Surpreendia-me tal talento porque nunca a vi ler nenhum livro. No fundo parecia
quase Afrodite renascida nos Olivais-Sul. Houve festa na sua casa quando o Quitério
foi pedir a sua mão, para surpresa geral. Ela que tinha sido desprezada por
todos e quase já na despedida da juventude a caminhar para o templo perdido da
gerontologia e por isso mesmo deixava o seu pai muito preocupado, porque
ninguém gostava nem queria a sua filha.
De
repente o Quitério conseguiu com que a São fosse o alvo de todas as nossas atenções.

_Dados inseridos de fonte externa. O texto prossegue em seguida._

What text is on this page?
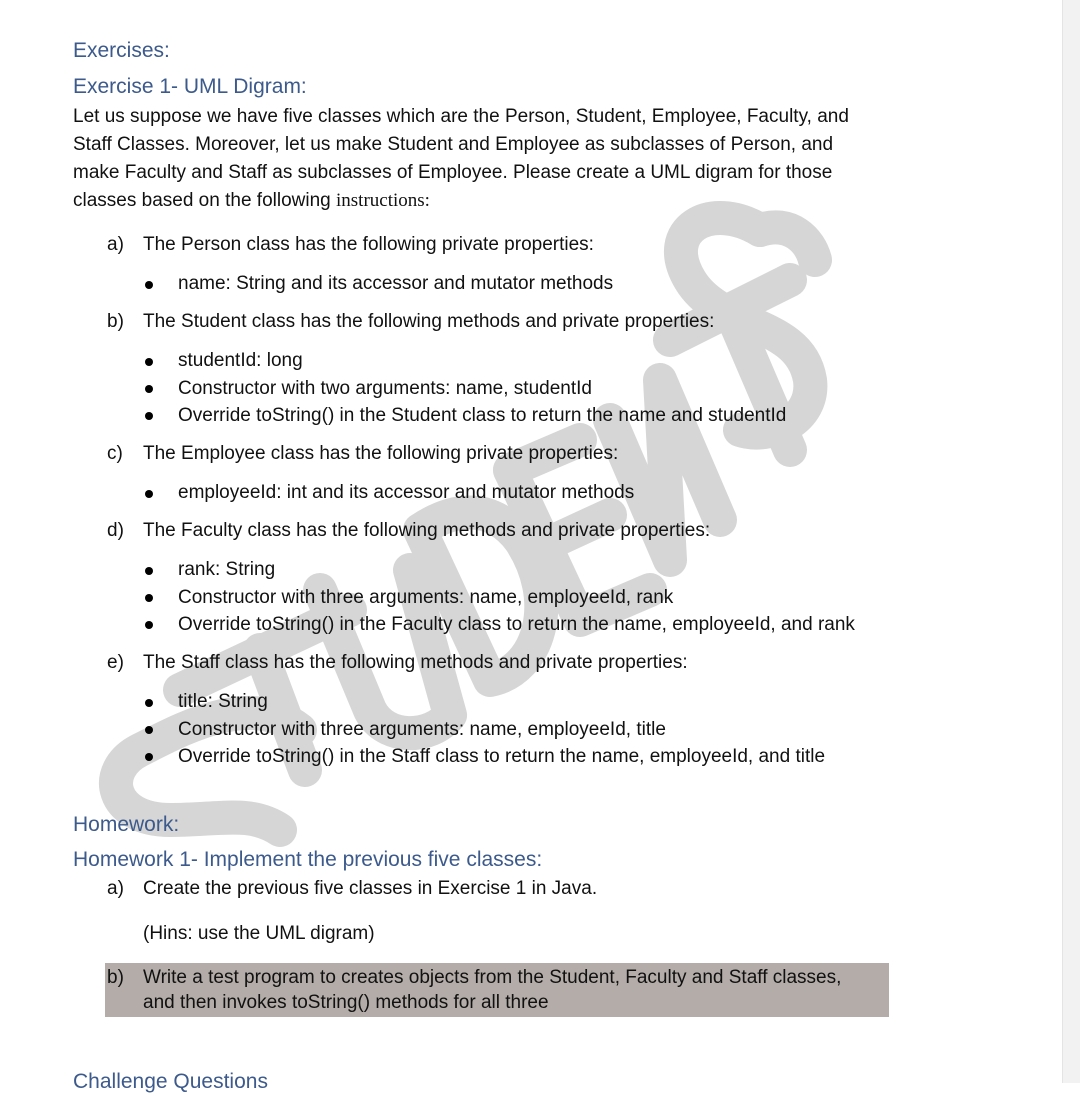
Exercises:
Exercise 1- UML Digram:
Let us suppose we have five classes which are the Person, Student, Employee, Faculty, and
Staff Classes. Moreover, let us make Student and Employee as subclasses of Person, and
make Faculty and Staff as subclasses of Employee. Please create a UML digram for those
classes based on the following instructions:
a) The Person class has the following private properties:
name: String and its accessor and mutator methods
b) The Student class has the following methods and private properties:
studentId: long
Constructor with two arguments: name, studentId
Override toString() in the Student class to return the name and studentId
c) The Employee class has the following private properties:
employeeId: int and its accessor and mutator methods
d) The Faculty class has the following methods and private properties:
rank: String
Constructor with three arguments: name, employeeId, rank
Override toString() in the Faculty class to return the name, employeeId, and rank
e) The Staff class has the following methods and private properties:
title: String
Constructor with three arguments: name, employeeId, title
Override toString() in the Staff class to return the name, employeeId, and title
Homework:
Homework 1- Implement the previous five classes:
a) Create the previous five classes in Exercise 1 in Java.
(Hins: use the UML digram)
b) Write a test program to creates objects from the Student, Faculty and Staff classes,
and then invokes toString() methods for all three
Challenge Questions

Passou a ser a nossa Deusa. Quando ela surgia no nosso seio, ele pegava-lhe nas
duas mãos e beijava-as com inusitada ternura. A partir daí deixou de conviver
connosco, só ocasionalmente. Ela, quando ele foi chamado para cumprir o serviço
militar apresentou-se com uma vestimenta de princesa medieval. Parecia um filme
sobre a Guinevere. O cabelo longo guardado nas costas. Um vestido transparente
que lhe chegava aos pés e deixava a descoberto o seu corpo que ela queria que
todos vissem que afinal era sensual. O decote apertado mostrava os seus seios
virgens, ávidos para as aventuras do amor. No fundo pretendia demonstrar-nos
que era bela e que a sua beleza seria sempre para o Quitério. Sempre à espera
dele. Que ele regressasse vivo da guerra do Ultramar.
O
Quitério sentenciou:
-
E depois de um regresso vertiginoso que encetámos à Idade Média a partir de...
A
São interrompeu e exclamou:
-
Meu amor não fales agora dessas coisas, o meu coração não suporta tal!
-
Sim é verdade, as mulheres são conservadoras por natureza. Não entendo porque é
que os governos não as colocam no poder. Acho que o mundo seria bem melhor se
elas nos governassem. Mas apesar de tudo, o nosso maior erro foi termos ficado
fora da guerra. Deveríamos ter participado na segunda guerra mundial, foi um
erro a nossa neutralidade. Orgulhosamente sós na destruição irremediável do
nosso dia-a-dia. Destruindo o nosso futuro. Quebrando os restos do espelho dos
nossos antepassados.
Entretanto,
mantinha correspondência regular com a Belita. Já fazíamos promessas de amor. A
nossa correspondência pelo correio, as cartas que enviávamos era muito regular.
Quando a imprensa noticiava que chovia muito e que o Tramagal estava a ser
afectado, ficava muito preocupado e escrevia logo uma carta. Perguntava como
estava a situação. Ela respondia que o Tramagal estava no mesmo sítio. Que o
comboio não circulava porque árvores tinham caído sobre a via, e que também
alguns desabamentos de terras pioravam mais a situação.